At Alton Academy the dormitories form a line across the top of the campus: Haylow first, near Meadow street, then Lykes, then—with Academy Hall intervening—Upton and Borden. Back of Academy is Lawrence, which is the dining hall, and well over toward River street, hiding behind Borden, is the Carey Gymnasium. The land descended gently each way from the dormitory row, in the front toward Academy street and the town, in the rear toward the open country. On the latter slope, a slope too gradual to really deserve the name, was the athletic field, with the quarter-mile track, diamonds, tennis courts and sufficient territory besides for the accommodation of such mildly important bodies as the soccer and lacrosse teams. Like many New England preparatory schools, Alton possessed an appearance of age out of proportion with fact, an appearance largely due to the maples that shaded the walks and the ivy that grew almost to the eaves of the older buildings. Not that Alton was a new school, for it was not, but it was younger than many; younger, even, than its principal rival, Kenly Hall, over at Lakeville.

Tommy was getting quite drowsy now and would probably have fallen comfortably asleep if Billy Pillsbury hadn’t selected the moment for his homecoming. Billy, generally called “Pill” was sixteen, a sophomore—although, unlike Tommy, he was new at it—and held the proud and important position of Second Assistant Football Manager. Pill was a slight, pink-cheeked, trim-looking youth, with dark hair swept back from a classic brow and held swept by some fragrant concoction that Tommy found particularly nauseating—or pretended to. Pill entered with the aspect of one wearied by the weight of authority imposed on him and sank into a chair. Tommy viewed him without enthusiasm.

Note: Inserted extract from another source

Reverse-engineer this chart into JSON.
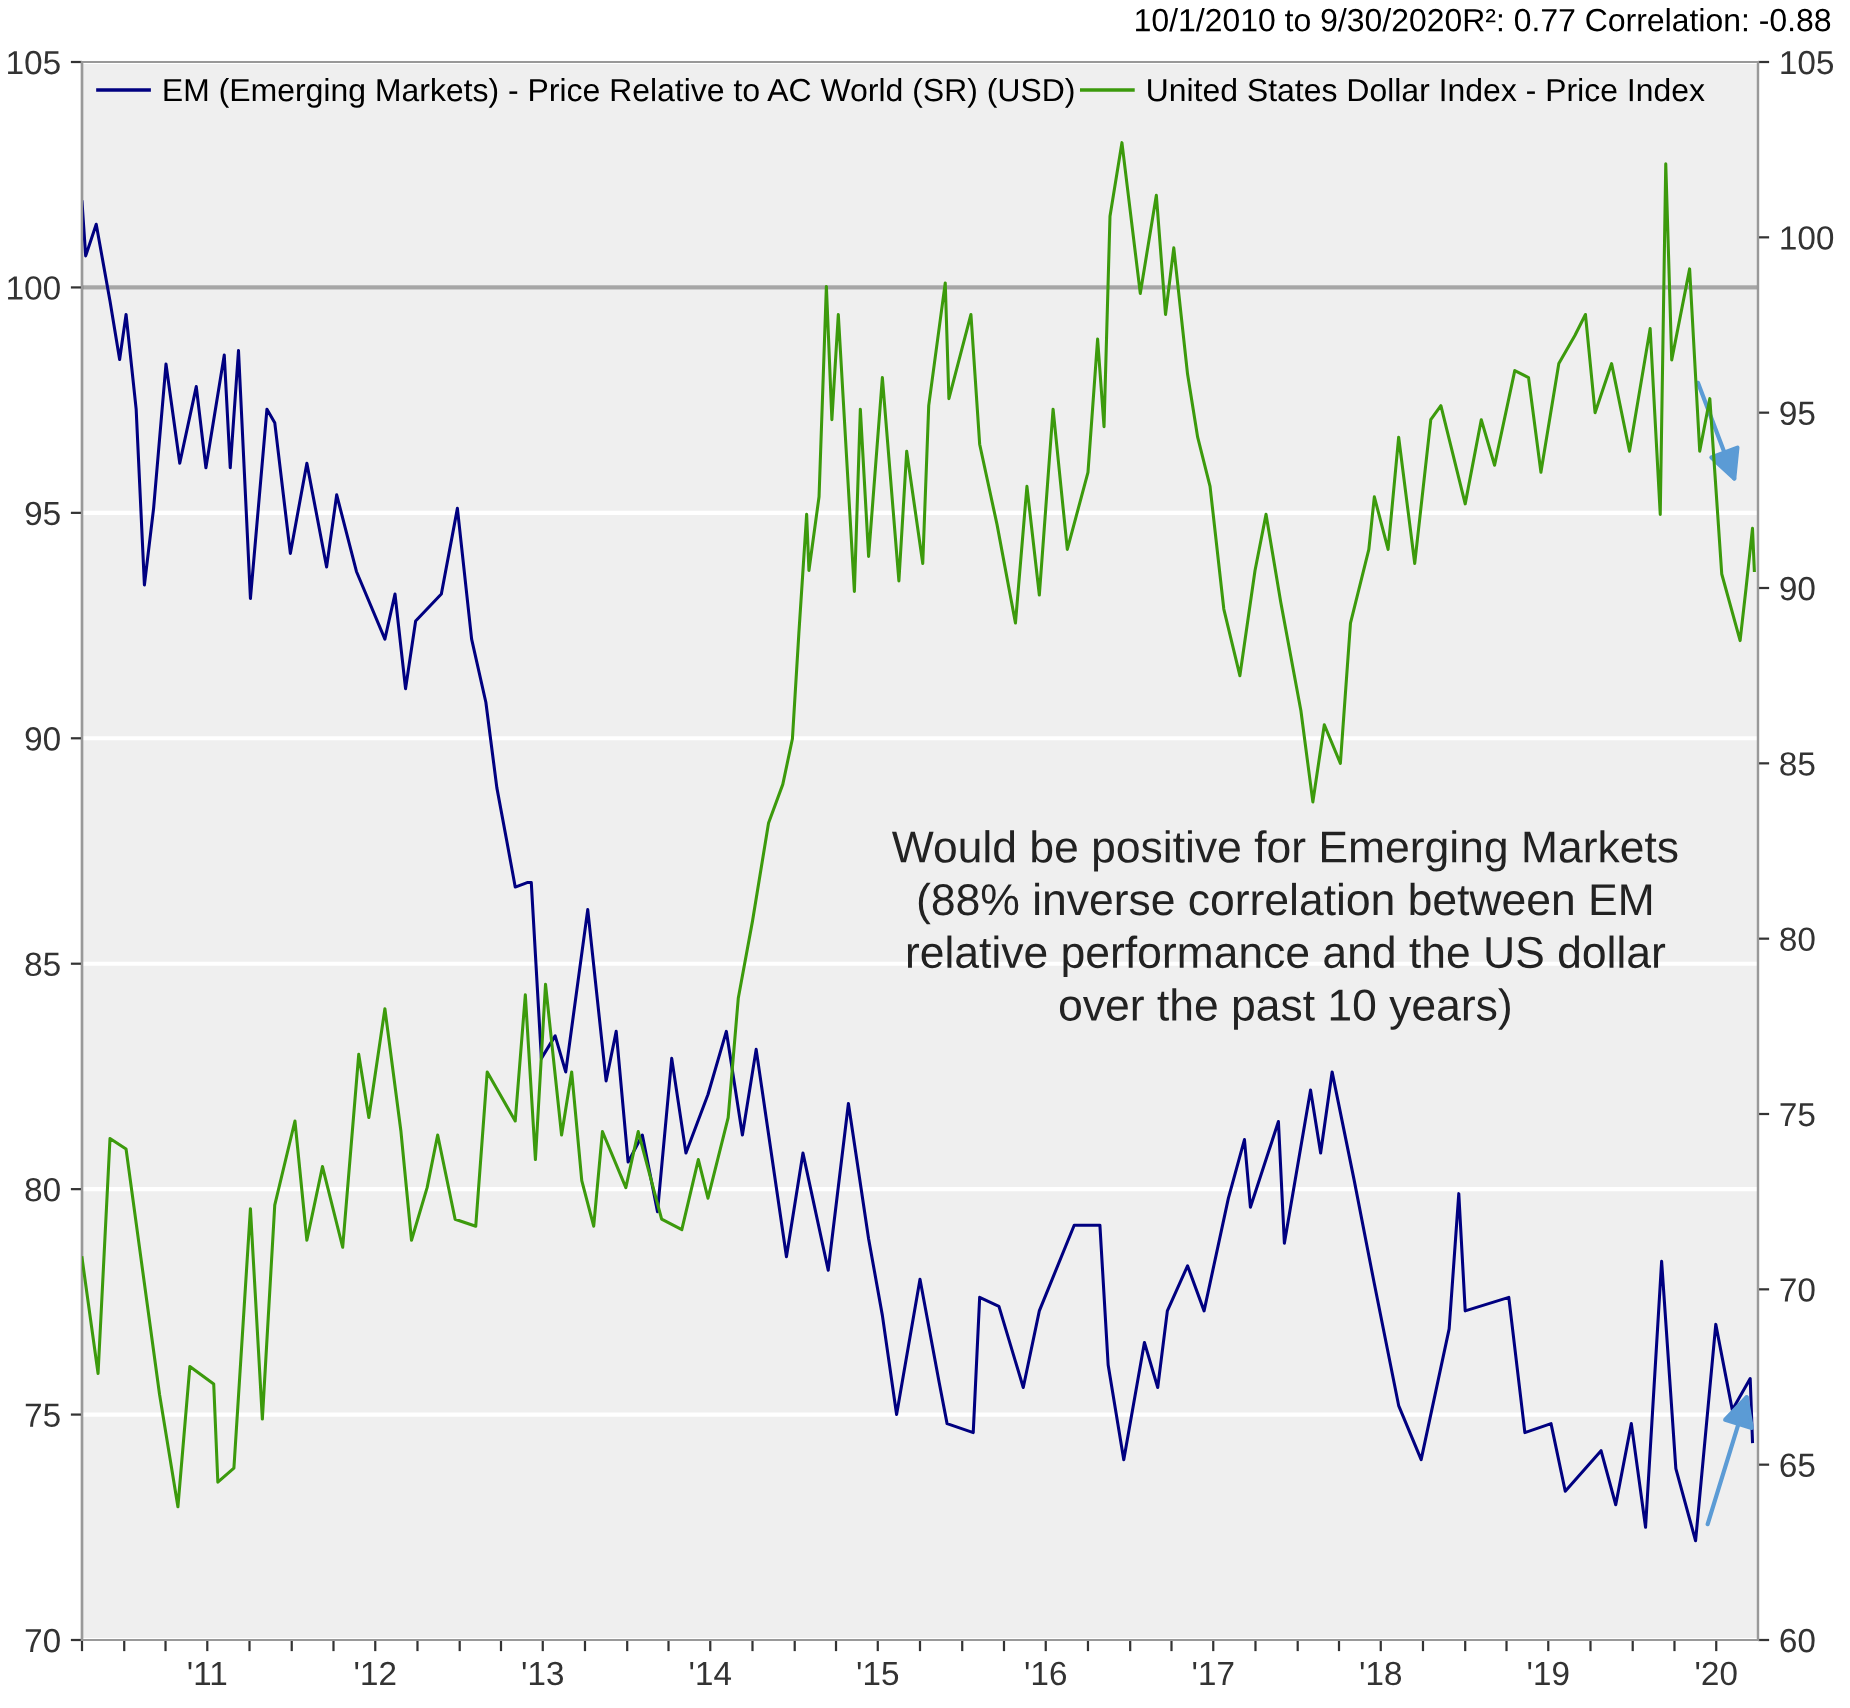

“Gee, what a day!” sighed Pill.

“Yes, rotten,” responded the other, carefully misunderstanding. “Doesn’t look much like clearing, either.”

“Oh, the weather!” Pill put that aside with a wave of a slender hand. “I meant the—the work. And that game! Say, wasn’t that criminal, Tommy?”

“Sure was. Every fellow on the team deserves hanging.”

“Oh, I don’t know,” protested Pill. “They’re all right. Trouble is, they haven’t had enough practice, Tommy.”

“Why not? Ten days ought to give them some idea of the game!”

“They weren’t any worse than Southport.”